« Ici, c’était le quartier maghrébin », pointe Baqer Massad. À travers l’écran de poussière créé par la tempête de sable, nous observons l’esplanade du mur des Lamentations. « Une des premières choses que les Israéliens ont faite en 1967, c’est réaménager l’espace autour du mur. En quelques heures seulement, toutes les maisons du quartier ont été rasées. »
1967, c’est l’année où Israël annexe illégalement la Cisjordanie et la partie orientale de Jérusalem. Malgré l’opposition de la communauté internationale, Israël désigne unilatéralement la « Jérusalem réunifiée » comme sa capitale. Peu de temps après, Israël modifie le zonage de la ville et un maigre 13 % est conservé pour le développement de la communauté palestinienne. Sur ces 9,2 km², s’entassent aujourd’hui 230 000 Palestiniens dans des quartiers étouffés par les colonies israéliennes qui poussent autour.
La maison de Baqer et de sa famille, construite illégalement, risque à tout moment le même sort que celles de l’ancien quartier maghrébin. Comme tous les Hiérosolymitains qui désirent construire ou rénover leur maison, Baqer aurait dû obtenir un de permis de construction auprès des autorités israéliennes. Il n’avait qu’à entreprendre le « processus démocratique et ouvert à tous les citoyens de la ville » et s’assurer de remplir toutes les conditions. En voici quelques exemples :
— Prouver que l’on possède le terrain pour lequel le permis est demandé. Depuis 1967, l’enregistrement de terres est interdit pour les Palestiniens.
— Ne pas faire augmenter la densité du patrimoine bâti au-delà d’une certaine limite. Les quartiers palestiniens de Jérusalem dépassent déjà presque tous cette limite.
— Prouver que le terrain pour lequel le permis est demandé est inscrit au registre des biens immobiliers de la Ville. Seulement 3 % de la superficie des quartiers palestiniens est inscrite à ce registre.
— Avoir des infrastructures municipales adéquates sur le terrain pour lequel le permis est demandé. Les infrastructures et services municipaux, pour lesquels les Palestiniens paient des taxes, sont absents ou désuets.

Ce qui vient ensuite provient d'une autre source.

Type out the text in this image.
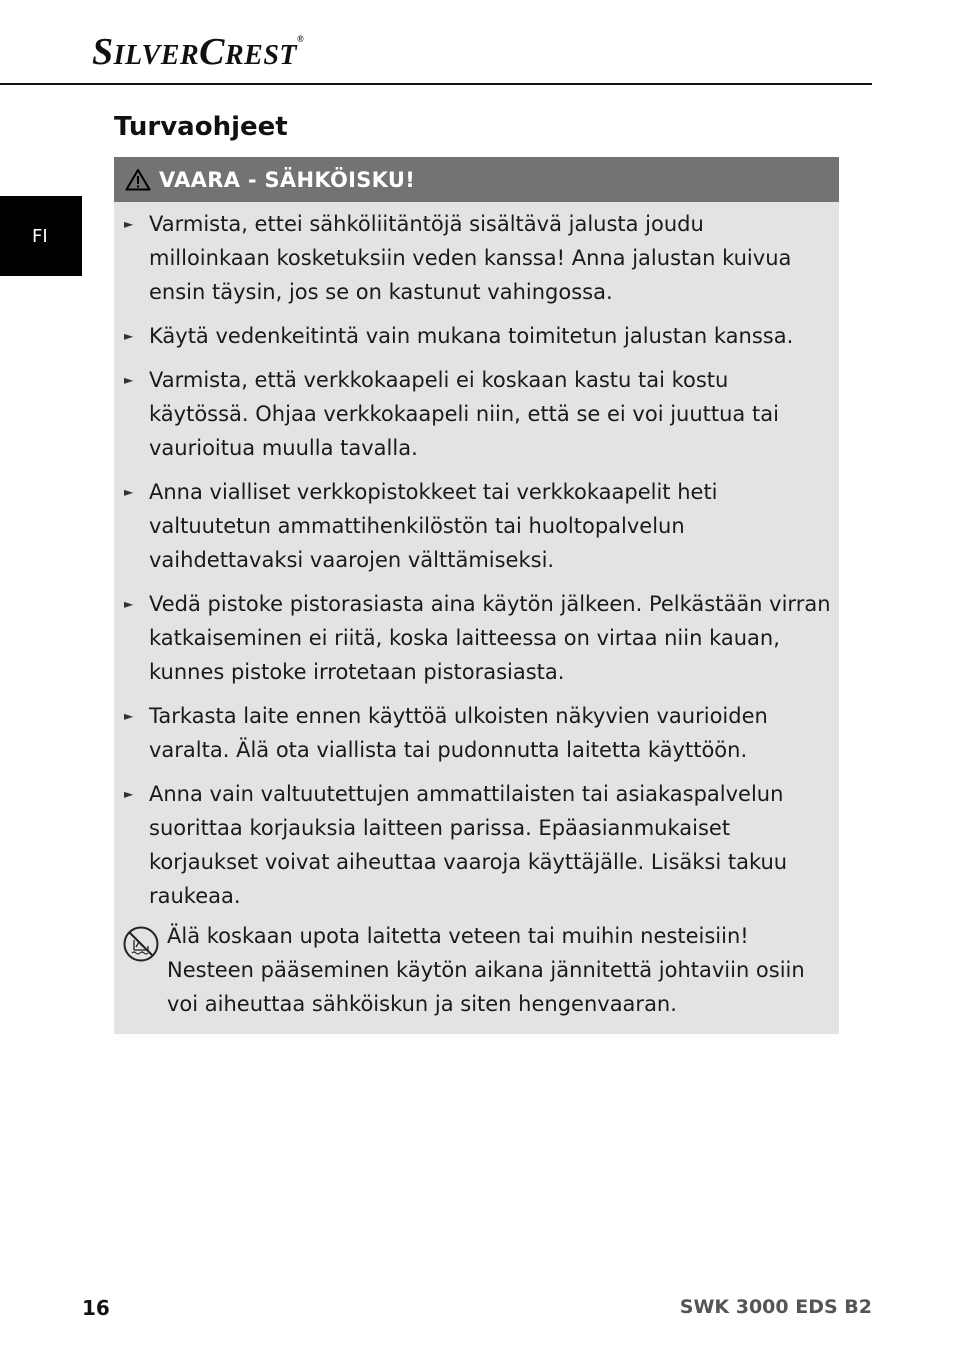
SILVERCREST®
FI
Turvaohjeet
VAARA - SÄHKÖISKU!
► Varmista, ettei sähköliitäntöjä sisältävä jalusta joudu milloinkaan kosketuksiin veden kanssa! Anna jalustan kuivua ensin täysin, jos se on kastunut vahingossa.
► Käytä vedenkeitintä vain mukana toimitetun jalustan kanssa.
► Varmista, että verkkokaapeli ei koskaan kastu tai kostu käytössä. Ohjaa verkkokaapeli niin, että se ei voi juuttua tai vaurioitua muulla tavalla.
► Anna vialliset verkkopistokkeet tai verkkokaapelit heti valtuutetun ammattihenkilöstön tai huoltopalvelun vaihdettavaksi vaarojen välttämiseksi.
► Vedä pistoke pistorasiasta aina käytön jälkeen. Pelkästään virran katkaiseminen ei riitä, koska laitteessa on virtaa niin kauan, kunnes pistoke irrotetaan pistorasiasta.
► Tarkasta laite ennen käyttöä ulkoisten näkyvien vaurioiden varalta. Älä ota viallista tai pudonnutta laitetta käyttöön.
► Anna vain valtuutettujen ammattilaisten tai asiakaspalvelun suorittaa korjauksia laitteen parissa. Epäasianmukaiset korjaukset voivat aiheuttaa vaaroja käyttäjälle. Lisäksi takuu raukeaa.
Älä koskaan upota laitetta veteen tai muihin nesteisiin! Nesteen pääseminen käytön aikana jännitettä johtaviin osiin voi aiheuttaa sähköiskun ja siten hengenvaaran.
16	SWK 3000 EDS B2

— Payer les frais. Les coûts associés à l’obtention d’un permis de construction pour un bâtiment de 200 m² peuvent atteindre 38 000 $1, coût exorbitant pour les Palestiniens de Jérusalem, dont 65 % vivent sous le seuil de la pauvreté…
Les Palestiniens se voient donc dans l’obligation de construire illégalement leurs maisons. En conséquence, 40 % des bâtiments de Jérusalem-Est risquent la démolition. Entre 1967 et 2009, Israël a démoli à Jérusalem-Est plus de 2 000 « structures » appartenant à des Palestiniens et, seulement en 2016, 73 maisons.2
« L’avis de démolition n’a pas à être remis en main propre au propriétaire, raconte Baqer. Généralement, les familles apprennent que leur maison sera détruite lorsqu’arrivent les bulldozers, la plupart du temps tôt le matin. Une dizaine de véhicules militaires encerclent la maison, laissant à peine dix minutes à ses habitants pour en sortir. Puis, les bulldozers commencent le travail devant leurs yeux impuissants. » Après la démolition, la famille reçoit une amende pour avoir construit une maison sans permis, ainsi que la facture de la démolition et du déplacement des militaires, une dette qui peut prendre des années à rembourser.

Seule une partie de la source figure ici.